- Film poster and VHS cover
- Directed by: Mike Stribling
- Written by: Mike Stribling
- Produced by: Mike Stribling Isao Nago
- Starring: Kath Soucie; John Kassir; Wayne Powers; Frank Welker; Randy Rudy; Russi Taylor;
- Narrated by: Frank Welker
- Music by: Thomas Chase Steve Rucker
- Production company: Stribling Productions
- Release dates: September 1995 (Santa Clarita International Film Festival); June 29, 1999 (United States);
- Running time: 44 minutes
- Country: United States
- Language: English

= The Tale of Tillie's Dragon =

The Tale of Tillie's Dragon is an American animated film directed and written by Mike Stribling and animated by Steven Hahn.
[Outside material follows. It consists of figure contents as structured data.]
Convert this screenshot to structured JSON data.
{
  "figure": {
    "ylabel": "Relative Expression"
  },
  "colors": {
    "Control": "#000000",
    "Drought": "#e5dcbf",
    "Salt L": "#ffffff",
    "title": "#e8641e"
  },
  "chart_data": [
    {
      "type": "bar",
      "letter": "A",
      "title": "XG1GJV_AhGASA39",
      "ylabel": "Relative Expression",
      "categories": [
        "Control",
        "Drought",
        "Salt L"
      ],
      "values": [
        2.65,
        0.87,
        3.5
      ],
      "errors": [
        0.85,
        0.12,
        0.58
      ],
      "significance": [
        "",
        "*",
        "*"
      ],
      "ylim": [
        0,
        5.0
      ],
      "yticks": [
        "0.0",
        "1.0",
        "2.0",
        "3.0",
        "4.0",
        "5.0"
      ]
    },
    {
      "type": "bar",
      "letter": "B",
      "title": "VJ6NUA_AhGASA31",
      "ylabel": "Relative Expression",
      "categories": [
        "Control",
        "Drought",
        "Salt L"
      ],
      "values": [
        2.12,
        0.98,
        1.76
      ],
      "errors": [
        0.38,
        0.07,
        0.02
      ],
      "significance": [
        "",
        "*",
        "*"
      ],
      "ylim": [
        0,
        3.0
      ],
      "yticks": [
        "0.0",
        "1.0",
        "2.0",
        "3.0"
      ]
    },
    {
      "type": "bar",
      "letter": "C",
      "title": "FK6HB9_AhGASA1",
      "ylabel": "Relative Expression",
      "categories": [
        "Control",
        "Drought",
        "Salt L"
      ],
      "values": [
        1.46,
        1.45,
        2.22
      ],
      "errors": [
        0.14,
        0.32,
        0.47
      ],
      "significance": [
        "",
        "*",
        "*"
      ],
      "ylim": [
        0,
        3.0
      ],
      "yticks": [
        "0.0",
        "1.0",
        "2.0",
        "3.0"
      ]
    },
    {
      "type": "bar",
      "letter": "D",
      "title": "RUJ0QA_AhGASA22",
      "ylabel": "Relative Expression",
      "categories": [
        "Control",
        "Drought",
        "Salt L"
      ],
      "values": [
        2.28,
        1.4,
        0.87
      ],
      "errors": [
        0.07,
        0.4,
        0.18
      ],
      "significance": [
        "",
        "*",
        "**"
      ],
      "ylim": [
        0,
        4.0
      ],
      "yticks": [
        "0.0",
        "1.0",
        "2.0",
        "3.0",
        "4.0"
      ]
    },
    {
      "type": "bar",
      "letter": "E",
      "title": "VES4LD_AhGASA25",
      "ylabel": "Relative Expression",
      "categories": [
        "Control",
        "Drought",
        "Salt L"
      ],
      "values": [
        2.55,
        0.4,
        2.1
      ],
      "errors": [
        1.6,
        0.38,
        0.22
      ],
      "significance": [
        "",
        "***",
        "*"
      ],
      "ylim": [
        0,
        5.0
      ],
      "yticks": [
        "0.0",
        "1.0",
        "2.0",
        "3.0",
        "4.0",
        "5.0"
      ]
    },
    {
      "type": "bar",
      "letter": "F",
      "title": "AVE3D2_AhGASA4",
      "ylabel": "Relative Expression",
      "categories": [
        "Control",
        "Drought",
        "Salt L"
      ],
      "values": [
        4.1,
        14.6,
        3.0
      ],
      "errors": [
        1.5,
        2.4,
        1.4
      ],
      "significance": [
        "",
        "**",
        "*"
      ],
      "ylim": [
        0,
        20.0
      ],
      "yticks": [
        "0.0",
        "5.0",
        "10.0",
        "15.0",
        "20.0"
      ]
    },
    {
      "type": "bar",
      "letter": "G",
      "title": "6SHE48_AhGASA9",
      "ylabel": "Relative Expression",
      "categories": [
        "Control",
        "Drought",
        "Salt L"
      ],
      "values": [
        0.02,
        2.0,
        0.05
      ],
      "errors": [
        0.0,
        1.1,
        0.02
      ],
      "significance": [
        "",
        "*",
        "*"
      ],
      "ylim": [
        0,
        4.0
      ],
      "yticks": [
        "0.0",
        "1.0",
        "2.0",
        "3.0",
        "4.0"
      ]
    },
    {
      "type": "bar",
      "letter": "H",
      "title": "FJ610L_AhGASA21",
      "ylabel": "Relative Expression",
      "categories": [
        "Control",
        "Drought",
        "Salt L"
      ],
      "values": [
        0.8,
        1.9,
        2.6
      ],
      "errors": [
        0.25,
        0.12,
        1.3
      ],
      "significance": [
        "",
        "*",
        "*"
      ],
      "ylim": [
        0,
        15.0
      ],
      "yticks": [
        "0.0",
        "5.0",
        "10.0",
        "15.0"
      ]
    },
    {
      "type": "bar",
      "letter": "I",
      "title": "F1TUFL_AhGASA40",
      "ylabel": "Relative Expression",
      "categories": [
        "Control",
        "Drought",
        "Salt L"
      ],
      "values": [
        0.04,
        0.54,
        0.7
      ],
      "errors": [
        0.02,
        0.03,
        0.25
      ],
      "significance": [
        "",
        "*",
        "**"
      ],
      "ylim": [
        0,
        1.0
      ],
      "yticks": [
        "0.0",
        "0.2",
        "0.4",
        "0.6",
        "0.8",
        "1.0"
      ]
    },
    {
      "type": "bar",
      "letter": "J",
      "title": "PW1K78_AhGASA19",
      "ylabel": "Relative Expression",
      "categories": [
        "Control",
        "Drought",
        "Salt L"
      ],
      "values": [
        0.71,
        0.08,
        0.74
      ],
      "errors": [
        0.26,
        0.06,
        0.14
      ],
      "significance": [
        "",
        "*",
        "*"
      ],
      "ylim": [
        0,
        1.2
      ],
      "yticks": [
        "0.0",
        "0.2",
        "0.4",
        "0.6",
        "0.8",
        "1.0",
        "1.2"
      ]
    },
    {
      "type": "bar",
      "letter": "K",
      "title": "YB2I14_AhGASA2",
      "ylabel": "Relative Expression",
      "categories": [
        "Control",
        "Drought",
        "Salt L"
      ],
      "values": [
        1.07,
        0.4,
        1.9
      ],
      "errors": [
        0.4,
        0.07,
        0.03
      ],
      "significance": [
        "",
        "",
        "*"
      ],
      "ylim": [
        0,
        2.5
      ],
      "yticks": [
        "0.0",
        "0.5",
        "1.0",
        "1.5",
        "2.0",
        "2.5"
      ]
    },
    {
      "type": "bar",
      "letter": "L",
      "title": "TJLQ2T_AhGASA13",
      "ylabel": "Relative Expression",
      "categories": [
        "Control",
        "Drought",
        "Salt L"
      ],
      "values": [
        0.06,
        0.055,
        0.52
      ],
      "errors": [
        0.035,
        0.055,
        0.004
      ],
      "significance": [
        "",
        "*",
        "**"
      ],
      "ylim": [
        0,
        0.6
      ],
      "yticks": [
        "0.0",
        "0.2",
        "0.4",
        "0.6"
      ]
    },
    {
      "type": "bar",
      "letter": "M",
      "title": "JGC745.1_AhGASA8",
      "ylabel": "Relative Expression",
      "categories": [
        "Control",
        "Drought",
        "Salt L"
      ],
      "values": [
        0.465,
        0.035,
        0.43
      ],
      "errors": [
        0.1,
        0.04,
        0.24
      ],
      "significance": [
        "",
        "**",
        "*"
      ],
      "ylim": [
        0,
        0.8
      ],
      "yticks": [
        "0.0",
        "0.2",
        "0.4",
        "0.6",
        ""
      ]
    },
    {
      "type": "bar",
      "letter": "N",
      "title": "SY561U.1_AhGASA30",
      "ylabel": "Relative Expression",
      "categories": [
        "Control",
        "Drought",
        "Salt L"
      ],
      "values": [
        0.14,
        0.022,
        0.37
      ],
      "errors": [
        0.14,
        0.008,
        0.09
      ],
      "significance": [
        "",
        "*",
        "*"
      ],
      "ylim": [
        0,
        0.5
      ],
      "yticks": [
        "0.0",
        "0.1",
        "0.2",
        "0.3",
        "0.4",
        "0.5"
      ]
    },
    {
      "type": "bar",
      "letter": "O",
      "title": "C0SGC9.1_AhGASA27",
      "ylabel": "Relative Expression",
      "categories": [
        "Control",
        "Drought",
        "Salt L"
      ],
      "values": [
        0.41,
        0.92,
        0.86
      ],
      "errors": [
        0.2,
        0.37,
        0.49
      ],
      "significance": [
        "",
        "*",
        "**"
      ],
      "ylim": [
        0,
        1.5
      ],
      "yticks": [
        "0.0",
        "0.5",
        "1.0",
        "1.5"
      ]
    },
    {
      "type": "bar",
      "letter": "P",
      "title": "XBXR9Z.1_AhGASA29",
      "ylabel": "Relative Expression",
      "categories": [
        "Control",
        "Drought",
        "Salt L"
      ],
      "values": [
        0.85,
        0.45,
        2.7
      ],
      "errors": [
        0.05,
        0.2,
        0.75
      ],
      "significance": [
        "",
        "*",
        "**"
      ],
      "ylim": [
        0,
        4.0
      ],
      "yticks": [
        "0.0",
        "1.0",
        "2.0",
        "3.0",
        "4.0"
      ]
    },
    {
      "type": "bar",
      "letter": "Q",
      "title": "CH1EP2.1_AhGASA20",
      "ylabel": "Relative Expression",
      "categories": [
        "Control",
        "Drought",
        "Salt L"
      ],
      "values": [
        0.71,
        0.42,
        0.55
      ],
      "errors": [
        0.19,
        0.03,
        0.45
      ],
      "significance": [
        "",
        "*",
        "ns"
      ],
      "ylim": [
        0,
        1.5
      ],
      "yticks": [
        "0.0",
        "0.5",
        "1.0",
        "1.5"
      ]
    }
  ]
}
The film is about a little girl named Tillie who befriends a playful dragon named Herman. Together the two take part in a variety of adventures, including Tillie's struggle to protect her new friend from the people of her village, who view all dragons as fire-breathing man-eaters in need of extermination. The technical crew on this film featured a variety of former Disney employees.

==Cast==
- Kath Soucie - Tillie
- John Kassir - Herman
- Wayne Powers - Uncle St. George
- Frank Welker - Mayor Simmons/Narrator
- Randy Rudy - Assistant Mayor Wilner
- Russi Taylor - Pie Lady

==Awards==
In 1995, The Tale of Tillie's Dragon won an award in the category 'Best Animation Feature Film' and in 2000, director, Mike Stribling, won an award in the Burbank International Children's Film Festival.